The BioDBCore implementation will take place in three phases: (i) consultation with interested parties; (ii) collaborative development of the minimal information list. To help establish requirements, some examples can be found on the BioDBCore page of the ISB and moreover the APBioNet’s BioDB100 initiative will be used to develop further working examples (11); and (iii) in the longer term, completion of stable guidelines and their implementation as a public submission web site that will allow data entry and easy update by database providers, in collaboration with the existing database collections and the BioSharing standards portal to reduce duplication of effort. Many of the members of the BioDBCore working group have experience and expertise in establishing such services.

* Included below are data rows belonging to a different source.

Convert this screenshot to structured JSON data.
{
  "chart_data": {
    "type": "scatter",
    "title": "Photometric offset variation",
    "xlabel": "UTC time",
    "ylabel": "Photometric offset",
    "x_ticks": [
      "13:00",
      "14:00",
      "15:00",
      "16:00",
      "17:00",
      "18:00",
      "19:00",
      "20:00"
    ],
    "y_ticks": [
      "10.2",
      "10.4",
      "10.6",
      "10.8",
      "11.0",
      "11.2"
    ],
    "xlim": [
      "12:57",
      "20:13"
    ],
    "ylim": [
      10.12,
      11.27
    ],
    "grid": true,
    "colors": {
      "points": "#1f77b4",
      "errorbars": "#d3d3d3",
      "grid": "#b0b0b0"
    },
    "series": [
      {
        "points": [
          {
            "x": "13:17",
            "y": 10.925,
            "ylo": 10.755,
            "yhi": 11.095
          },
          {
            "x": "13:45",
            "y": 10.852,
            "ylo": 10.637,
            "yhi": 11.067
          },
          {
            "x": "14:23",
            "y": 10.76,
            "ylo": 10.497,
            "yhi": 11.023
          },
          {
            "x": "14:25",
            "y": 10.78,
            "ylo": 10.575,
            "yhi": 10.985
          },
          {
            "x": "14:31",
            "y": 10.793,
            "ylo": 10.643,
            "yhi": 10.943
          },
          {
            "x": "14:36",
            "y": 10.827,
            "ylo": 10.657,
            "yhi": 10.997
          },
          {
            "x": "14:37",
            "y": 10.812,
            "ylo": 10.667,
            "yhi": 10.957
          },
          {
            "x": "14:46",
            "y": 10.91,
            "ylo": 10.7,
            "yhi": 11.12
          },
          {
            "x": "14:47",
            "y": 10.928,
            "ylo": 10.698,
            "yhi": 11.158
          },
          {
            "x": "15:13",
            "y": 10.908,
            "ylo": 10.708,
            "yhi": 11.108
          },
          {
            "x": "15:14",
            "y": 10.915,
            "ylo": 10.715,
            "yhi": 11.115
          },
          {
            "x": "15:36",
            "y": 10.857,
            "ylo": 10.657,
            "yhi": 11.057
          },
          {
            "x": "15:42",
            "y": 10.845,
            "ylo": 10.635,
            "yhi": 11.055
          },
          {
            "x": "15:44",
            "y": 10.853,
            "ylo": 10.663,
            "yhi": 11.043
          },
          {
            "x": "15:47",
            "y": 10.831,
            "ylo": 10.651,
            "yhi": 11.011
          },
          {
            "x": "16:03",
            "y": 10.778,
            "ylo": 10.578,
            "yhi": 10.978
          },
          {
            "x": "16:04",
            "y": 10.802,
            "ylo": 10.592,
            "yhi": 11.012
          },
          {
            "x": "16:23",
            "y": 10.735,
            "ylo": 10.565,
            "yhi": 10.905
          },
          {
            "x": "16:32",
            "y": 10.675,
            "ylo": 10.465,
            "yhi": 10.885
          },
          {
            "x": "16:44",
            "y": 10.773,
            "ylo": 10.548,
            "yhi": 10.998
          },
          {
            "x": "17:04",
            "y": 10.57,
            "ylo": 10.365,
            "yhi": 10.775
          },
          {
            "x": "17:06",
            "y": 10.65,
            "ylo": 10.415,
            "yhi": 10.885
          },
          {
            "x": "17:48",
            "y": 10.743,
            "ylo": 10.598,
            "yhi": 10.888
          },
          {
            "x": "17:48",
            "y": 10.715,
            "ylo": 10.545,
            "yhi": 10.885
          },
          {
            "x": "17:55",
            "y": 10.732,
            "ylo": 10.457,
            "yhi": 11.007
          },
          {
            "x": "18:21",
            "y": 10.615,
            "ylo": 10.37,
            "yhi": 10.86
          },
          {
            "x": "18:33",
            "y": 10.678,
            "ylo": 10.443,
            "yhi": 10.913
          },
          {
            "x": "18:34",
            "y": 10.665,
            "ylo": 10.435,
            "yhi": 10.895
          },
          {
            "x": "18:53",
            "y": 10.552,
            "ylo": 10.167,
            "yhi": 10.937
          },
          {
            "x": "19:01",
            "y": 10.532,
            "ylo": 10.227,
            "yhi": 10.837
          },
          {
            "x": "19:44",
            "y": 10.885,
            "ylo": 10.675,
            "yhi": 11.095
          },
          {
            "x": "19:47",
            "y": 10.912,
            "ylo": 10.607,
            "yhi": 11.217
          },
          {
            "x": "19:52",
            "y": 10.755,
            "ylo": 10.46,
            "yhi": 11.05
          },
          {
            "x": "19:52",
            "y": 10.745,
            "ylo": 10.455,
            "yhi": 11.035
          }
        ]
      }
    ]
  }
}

We are aware that the adoption of this specification requires significant effort from all participating groups. However, the long-term benefits, both for the specific adopters and for the community as a whole provides considerable compensation for this effort. The complete, uniform and centralized descriptions of databases should benefit both users and data providers by providing easy access to the scope of each resource. This will be particularly valuable for specialized resources that are only used within with a restricted research community. We envisage that having such rich information readily available may facilitate collaboration between resources currently outside each other’s immediate networks. We expect the BioDBCore guideline to be useful not only to users of life sciences resources, but also to drive the evolution of databases themselves. For example, the initial version of BioDBCore includes a field to describe data-submission policies. Currently, many databases do not provide such documents. We hope that by including such a field in BioDBCore, they will be encouraged to develop them. A longer term application of the information captured by BioDBCore is to allow bird’s eye views of the database world to emerge by drawing connections between them into a resource network, showing the flow of data between different sites and how each complements the other.

Conflict of interest. None declared.